数日後、京平の浮気相手が変死体となって発見された。

 顔を根こそぎえぐり取られた遺体だった。

 人の手で出来ることではないので、熊か何かに襲われたとして処理された。

 浮気相手の死を知り、多少、気分が悪くなった京平はとりあえず、瑛子を呼び寄せ、いつものように抱いた。

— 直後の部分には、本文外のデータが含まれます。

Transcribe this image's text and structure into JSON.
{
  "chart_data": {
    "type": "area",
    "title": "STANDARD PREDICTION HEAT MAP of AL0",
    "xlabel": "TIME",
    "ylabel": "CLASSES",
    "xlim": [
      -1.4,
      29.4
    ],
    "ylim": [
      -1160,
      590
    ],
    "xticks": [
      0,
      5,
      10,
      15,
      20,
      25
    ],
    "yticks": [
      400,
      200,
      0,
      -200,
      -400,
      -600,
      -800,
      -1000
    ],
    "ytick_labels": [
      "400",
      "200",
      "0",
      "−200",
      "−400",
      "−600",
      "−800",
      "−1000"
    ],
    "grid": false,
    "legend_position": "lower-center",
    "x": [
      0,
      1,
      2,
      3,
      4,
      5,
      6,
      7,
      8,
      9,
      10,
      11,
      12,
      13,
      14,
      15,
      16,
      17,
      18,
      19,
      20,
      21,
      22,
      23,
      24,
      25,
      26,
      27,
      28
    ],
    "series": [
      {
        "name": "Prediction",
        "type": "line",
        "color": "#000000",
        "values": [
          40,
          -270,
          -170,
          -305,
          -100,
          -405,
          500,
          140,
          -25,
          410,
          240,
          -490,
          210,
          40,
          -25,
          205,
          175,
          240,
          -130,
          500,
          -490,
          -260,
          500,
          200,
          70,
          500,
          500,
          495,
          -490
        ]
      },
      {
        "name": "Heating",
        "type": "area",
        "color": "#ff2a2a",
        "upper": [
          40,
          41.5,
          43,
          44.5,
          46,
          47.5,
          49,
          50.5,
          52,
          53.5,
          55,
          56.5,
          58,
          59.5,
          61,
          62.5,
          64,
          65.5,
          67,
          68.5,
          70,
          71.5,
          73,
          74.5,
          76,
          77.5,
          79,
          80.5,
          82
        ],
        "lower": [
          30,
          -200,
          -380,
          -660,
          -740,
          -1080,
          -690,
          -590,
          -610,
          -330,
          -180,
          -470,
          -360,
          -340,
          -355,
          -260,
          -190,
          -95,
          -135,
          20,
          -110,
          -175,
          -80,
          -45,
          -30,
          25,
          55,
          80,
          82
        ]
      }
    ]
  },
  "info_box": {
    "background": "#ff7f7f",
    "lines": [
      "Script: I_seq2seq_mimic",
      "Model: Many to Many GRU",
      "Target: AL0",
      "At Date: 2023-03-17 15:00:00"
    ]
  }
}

 だが、一瞬、瑛子の身体から、殺された浮気相手の味がした気がした。

「瑛子ぉ、お前、12日の午前2時何処にいた?」

 何となく、京平は瑛子に聞いてみた。

 ただ、何となくだ…

「あなたといたじゃない…あなたに右の乳房をかまれていたわ…」
「…そう、だったな…」

 そう、死亡推定時刻であるその頃は京平は確かに瑛子を抱いていた。

 だから、瑛子に浮気相手を殺せる訳がない…。

 訳はないのだが、もしかして、瑛子が浮気相手を食べたのでは…?

 そんなバカな考えが京平の頭をよぎった。

 何を怯えているんだ…

 言い知れぬ不安を京平は頭をふってかき消そうとした。

 それを薄ら笑いを浮かべて見つめる瑛子…

 瑛子とはその後も付き合い続けたが、次から次へと京平は浮気を重ねるが、その浮気相手も次から次へと変死を遂げてついに、京平と関係を持つと死ぬという噂が広まってしまた。

 正格は最悪だが、顔だけは良かった京平に女性が近づかなくなってしまった。